Le projet de Budget 2026 prévoit un dispositif fiscal inédit destiné à relancer l’investissement locatif privé.

Un mécanisme fondé sur l’amortissement

Le texte voté par les parlementaires prévoit :

  • 3,5 % d’amortissement annuel pour un logement neuf à loyer intermédiaire

  • 4,5 % pour un logement social

  • 5,5 % pour un logement très social

Le tout :

  • Dans la limite de 80 % de la valeur du bien

  • Avec un plafond de 8 000 € par an

  • Pour deux logements maximum

Une mesure encore incertaine

Faute de budget définitivement adopté, les contours précis de ce nouveau statut restent flous. Son entrée en vigueur et ses modalités exactes dépendront des arbitrages à venir.

 

Location meublée : une hausse de la CSG en ligne de mire

Dernier point de vigilance pour 2026 : la fiscalité des locations meublées.

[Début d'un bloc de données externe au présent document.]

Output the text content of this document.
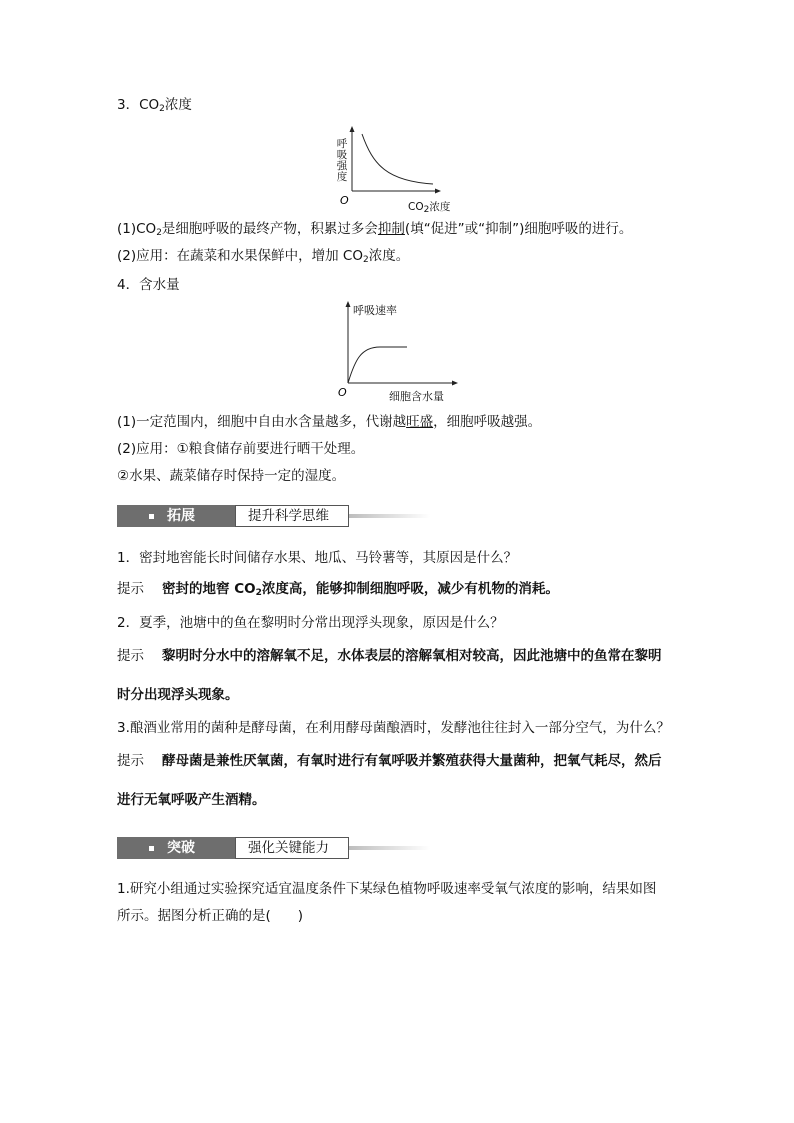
3．$CO_2$浓度
O
呼吸强度
$CO_2$浓度
$(1)CO_2$是细胞呼吸的最终产物，积累过多会抑制(填“促进”或“抑制”)细胞呼吸的进行。
(2)应用：在蔬菜和水果保鲜中，增加 $CO_2$浓度。
4．含水量
O
呼吸速率
细胞含水量
(1)一定范围内，细胞中自由水含量越多，代谢越旺盛，细胞呼吸越强。
(2)应用：①粮食储存前要进行晒干处理。
②水果、蔬菜储存时保持一定的湿度。
拓展	提升科学思维
1．密封地窖能长时间储存水果、地瓜、马铃薯等，其原因是什么？
提示 密封的地窖 $CO_2$浓度高，能够抑制细胞呼吸，减少有机物的消耗。
2．夏季，池塘中的鱼在黎明时分常出现浮头现象，原因是什么？
提示 黎明时分水中的溶解氧不足，水体表层的溶解氧相对较高，因此池塘中的鱼常在黎明
时分出现浮头现象。
3.酿酒业常用的菌种是酵母菌，在利用酵母菌酿酒时，发酵池往往封入一部分空气，为什么？
提示 酵母菌是兼性厌氧菌，有氧时进行有氧呼吸并繁殖获得大量菌种，把氧气耗尽，然后
进行无氧呼吸产生酒精。
突破	强化关键能力
1.研究小组通过实验探究适宜温度条件下某绿色植物呼吸速率受氧气浓度的影响，结果如图
所示。据图分析正确的是(　　)
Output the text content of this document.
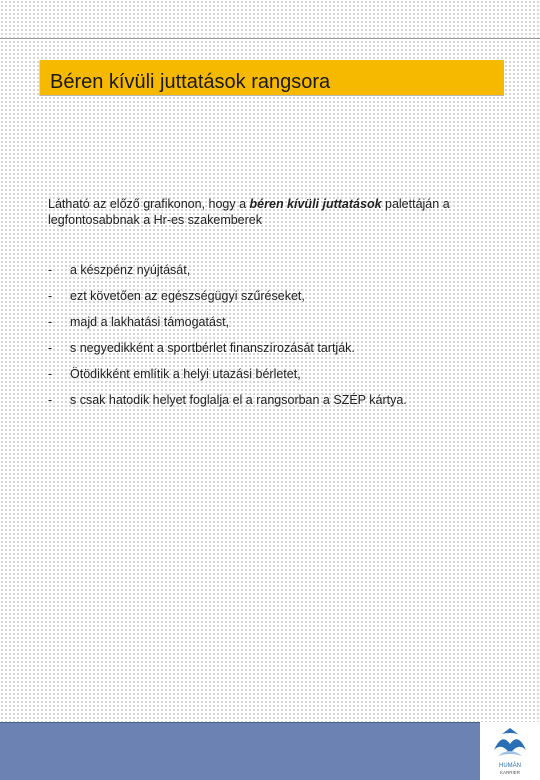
Béren kívüli juttatások rangsora

Látható az előző grafikonon, hogy a béren kívüli juttatások palettáján a legfontosabbnak a Hr-es szakemberek

- a készpénz nyújtását,
- ezt követően az egészségügyi szűréseket,
- majd a lakhatási támogatást,
- s negyedikként a sportbérlet finanszírozását tartják.
- Ötödikként említik a helyi utazási bérletet,
- s csak hatodik helyet foglalja el a rangsorban a SZÉP kártya.
HUMÁN
KARRIER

Une augmentation des prélèvements sociaux envisagée

Les revenus issus de la location meublée relèvent du régime des bénéfices industriels et commerciaux (BIC). Un amendement au projet de loi de financement de la Sécurité sociale prévoit :

  • Une hausse du taux global de prélèvements sociaux

  • Passage de 17,2 % à 18,6 % sur les loyers bruts

Un impact direct sur la rentabilité

Si cette mesure est confirmée :

  • La rentabilité nette des locations meublées diminuera

  • Les investisseurs devront revoir leurs arbitrages entre meublé et location nue

 

Immobilier 2026 : une année de transitions et d’arbitrages

L’année 2026 ne sera pas une année de rupture brutale, mais une année d’ajustements successifs, mêlant :

  • Réformes techniques structurantes, comme le nouveau DPE

  • Pression fiscale persistante, notamment sur la taxe foncière et la location

  • Incertitudes politiques et budgétaires, qui retardent certaines mesures clés

Propriétaires, investisseurs et locataires devront faire preuve d’anticipation et de vigilance. Plus que jamais, les décisions immobilières devront être prises à la lumière de la fiscalité, du financement et de la performance énergétique, devenus indissociables.

 

Aucun investissement n’est garanti sans risques. Chaque investissement comporte des risques spécifiques (fluctuations des marchés financiers, risque de change, risque de liquidité, risque de perte en capital partielle ou totale, risques liés au marché immobilier – liste non exhaustive).
Chaque investissement a une durée de détention recommandée ; l’attention de l’investisseur est attirée sur le fait de bien vérifier l’adéquation de cette durée avec ses objectifs et sa situation.
Le traitement fiscal dépend de la situation individuelle de chaque client et est susceptible d'être modifié ultérieurement. Les avantages fiscaux ne doivent pas constituer la seule motivation d’un investissement.
Les performances passées ne préjugent pas des performances futures.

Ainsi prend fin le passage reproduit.